By _Mattallica 2 Comments
How do you follow up the best superhero game of all time? This was the task that Rocksteady set themselves when going into creating a sequel to Arkham Asylum, one of the best games of 2009. Do you completely reinvent the genre once again, or try to create more of the same? Rocksteady chose the latter and it pays off, for the most part anyway.
Story wise the game truly is a sequel to Arkham Asylum, with Batman once again trying to stop the Joker's evil plans however this time the setting isn't just an island full of villains but in fact a whole city. The plot takes some twists along the way but other then a surprising ending it is pretty standard stuff. It won't stay with you once you have completed it like some games but it will keep you interested for as long as it needs to.
As I mentioned the setting is that of a city this time which creates a much more open world feel to the game as opposed to the more linear approach of its predecessor. Whilst the story progresses you can go off and do certain side missions and stop crimes across the city and go back to the story whenever you like. I find this approach takes the player out of the story and whilst many like the option to do what they like, I preferred the more focused linear style of the first game.
The story length felt shorter to finish than Asylum and I'm not sure whether I just played it quicker or whether that is actually the case. This game does however have way more content to delve into once you finish the story than Asylum due to the open world approach of the game. Whilst the Riddler trophies return (400 as opposed to 240 in the last game) and contain an actual story and confrontations with the Riddler this time, there is also many side missions to play which feature a host of all new Batman villains to be entertained by. It's great stuff and really will keep you satisfied long after the main story is wrapped up.
The graphics and art style are pretty much untouched from Asylum, albeit a slightly more polished version. Whilst the game couldn't completely reinvent itself as it needs to be set in the same world as the first game, it would have been nice if they had tried to make this game distinct on its own. It's disappointing but hard to argue with seeing as the art style of Asylum was so fantastic, there isn't really a need to change it.
One of the things I did find frustrating whilst playing through the story was some blatant attempts to prolong the game's length. For example, in one part you need to access a room to progress the story. But before you can do that you need to go to four random locations first to destroy generators that are stopping you from entering the room. Things like this are completely boring and distract from playing its great story.
This game is very heavy on including different characters, way more so than Arkham Asylum, which is a good thing and a bad thing. The downside is that the story will be very hard to follow for people who are not very knowledgeable of the batman universe and will find the appearance of some extremely random. The game does a good job to provide character bios but still seems like players could get lost easy along the way. The upside is that Rocksteady does such a good job at adapting these famous characters that ideally we want to see their take on all of the citizens in Batman's wonderful universe. However this means that the characters feel less fleshed out than in Asylum and makes the story less meaningful.
One of my problems with the first game was that the boss battles we're pretty much the same, apart from Poison Ivy.

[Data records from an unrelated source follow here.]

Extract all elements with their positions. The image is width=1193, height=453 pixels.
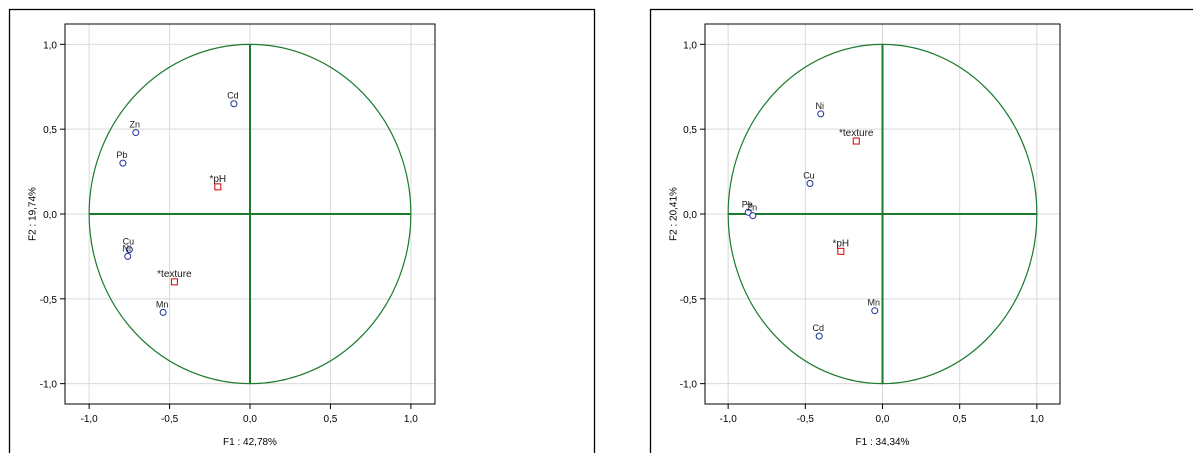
supplementary-variable-marker (852, 137, 860, 145)
chart-frame (8, 8, 596, 453)
x-tick-label: 0,5 (953, 414, 967, 425)
pca-chart-2: -1,0 1,0 -0,5 0,5 0,0 0,0 0,5 -0,5 1,0 -1,0 F1 : 3… (649, 8, 1193, 453)
active-variable-label: Mn (156, 299, 169, 309)
active-variable-marker (230, 100, 238, 108)
x-tick-label: 0,0 (243, 414, 257, 425)
y-tick-label: -1,0 (40, 380, 58, 391)
active-variable-label: Pb (116, 150, 127, 160)
x-tick-label: 1,0 (404, 414, 418, 425)
pca-chart-1: -1,0 1,0 -0,5 0,5 0,0 0,0 0,5 -0,5 1,0 -1,0 F1 : 4… (8, 8, 596, 453)
x-tick-label: -0,5 (797, 414, 815, 425)
active-variable-label: Zn (130, 120, 141, 130)
supplementary-variable-label: *texture (839, 128, 874, 139)
y-tick-label: -0,5 (40, 295, 58, 306)
y-tick-label: 0,5 (43, 125, 57, 136)
y-tick-label: 0,5 (683, 125, 697, 136)
chart-frame (649, 8, 1193, 453)
active-variable-marker (749, 212, 757, 220)
x-tick-label: 0,0 (876, 414, 890, 425)
supplementary-variable-marker (837, 247, 845, 255)
y-tick-label: -1,0 (680, 380, 698, 391)
active-variable-marker (119, 159, 127, 167)
active-variable-label: Cu (123, 237, 135, 247)
x-tick-label: 1,0 (1030, 414, 1044, 425)
x-tick-label: -1,0 (81, 414, 99, 425)
y-tick-label: 1,0 (683, 40, 697, 51)
y-tick-label: 0,0 (43, 210, 57, 221)
active-variable-marker (125, 246, 133, 254)
y-tick-label: 0,0 (683, 210, 697, 221)
y-tick-label: -0,5 (680, 295, 698, 306)
active-variable-label: Ni (122, 243, 131, 253)
active-variable-marker (132, 129, 140, 137)
supplementary-variable-marker (170, 278, 178, 286)
y-axis-title: F2 : 20,41% (669, 187, 680, 241)
active-variable-label: Zn (747, 203, 758, 213)
x-axis-title: F1 : 42,78% (223, 437, 277, 448)
active-variable-label: Cd (812, 323, 824, 333)
x-tick-label: 0,5 (323, 414, 337, 425)
supplementary-variable-marker (214, 183, 222, 191)
active-variable-label: Mn (868, 298, 881, 308)
active-variable-marker (817, 110, 825, 118)
active-variable-marker (871, 307, 879, 315)
active-variable-marker (159, 308, 167, 316)
supplementary-variable-label: *texture (157, 269, 192, 280)
x-axis-title: F1 : 34,34% (856, 437, 910, 448)
active-variable-marker (744, 208, 752, 216)
active-variable-label: Cd (227, 91, 239, 101)
x-tick-label: -1,0 (720, 414, 738, 425)
active-variable-marker (815, 332, 823, 340)
x-tick-label: -0,5 (161, 414, 179, 425)
active-variable-marker (124, 252, 132, 260)
supplementary-variable-label: *pH (209, 174, 226, 185)
y-tick-label: 1,0 (43, 40, 57, 51)
active-variable-label: Cu (803, 170, 815, 180)
active-variable-label: Ni (816, 101, 825, 111)
supplementary-variable-label: *pH (832, 238, 849, 249)
active-variable-label: Pb (742, 199, 753, 209)
y-axis-title: F2 : 19,74% (28, 187, 39, 241)
active-variable-marker (806, 179, 814, 187)
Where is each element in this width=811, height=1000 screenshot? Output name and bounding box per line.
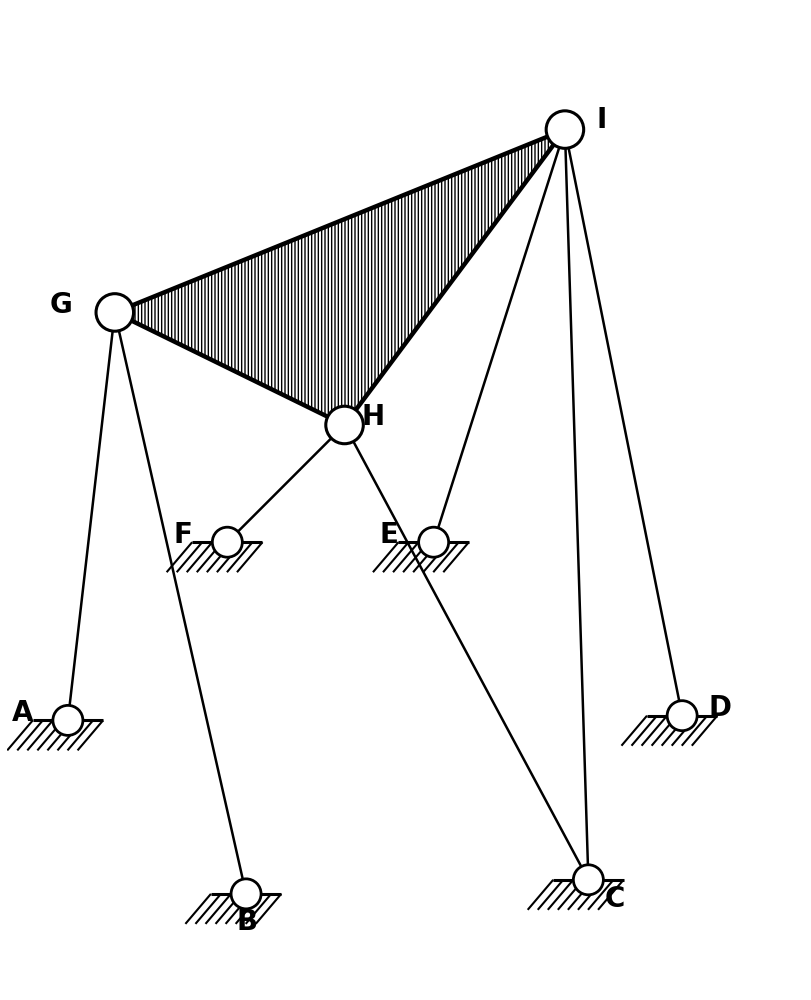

This time the bosses have definitely been given more thought and feel way more unique than before. My favorite has to be the battle with Mister Freeze. Not only is he one of my favorite Batman villains and Rocksteady's take on the character is excellent, I found the battle to be a cool albeit slightly easy one to play through.
The combat and gameplay is pretty much the same as Asylum, with the inclusion of a few new gadgets and takedowns. The core mechanics are untouched with combos feeling tweaked and slightly easier to pull off. As with the art style I was disappointed at how small the improvement between games was, but the fact that they worked so well in Asylum I can see why Rocksteady chose not to adjust them that much. If it ain't broke don't fix it right?
Overall I thoroughly enjoyed Arkham City. The boss battles and villains feel a lot more unique and special like Batman villains should, and the inclusion of side missions is a nice way to include more characters without the integrity of the story suffering. It's a shame that game isn't more distinct from Asylum and feels more like Asylum DLC than a true sequel. I preferred the story and setting in the first game but as a lot of the things that I loved about Asylum carry over, it's hard not to love City also.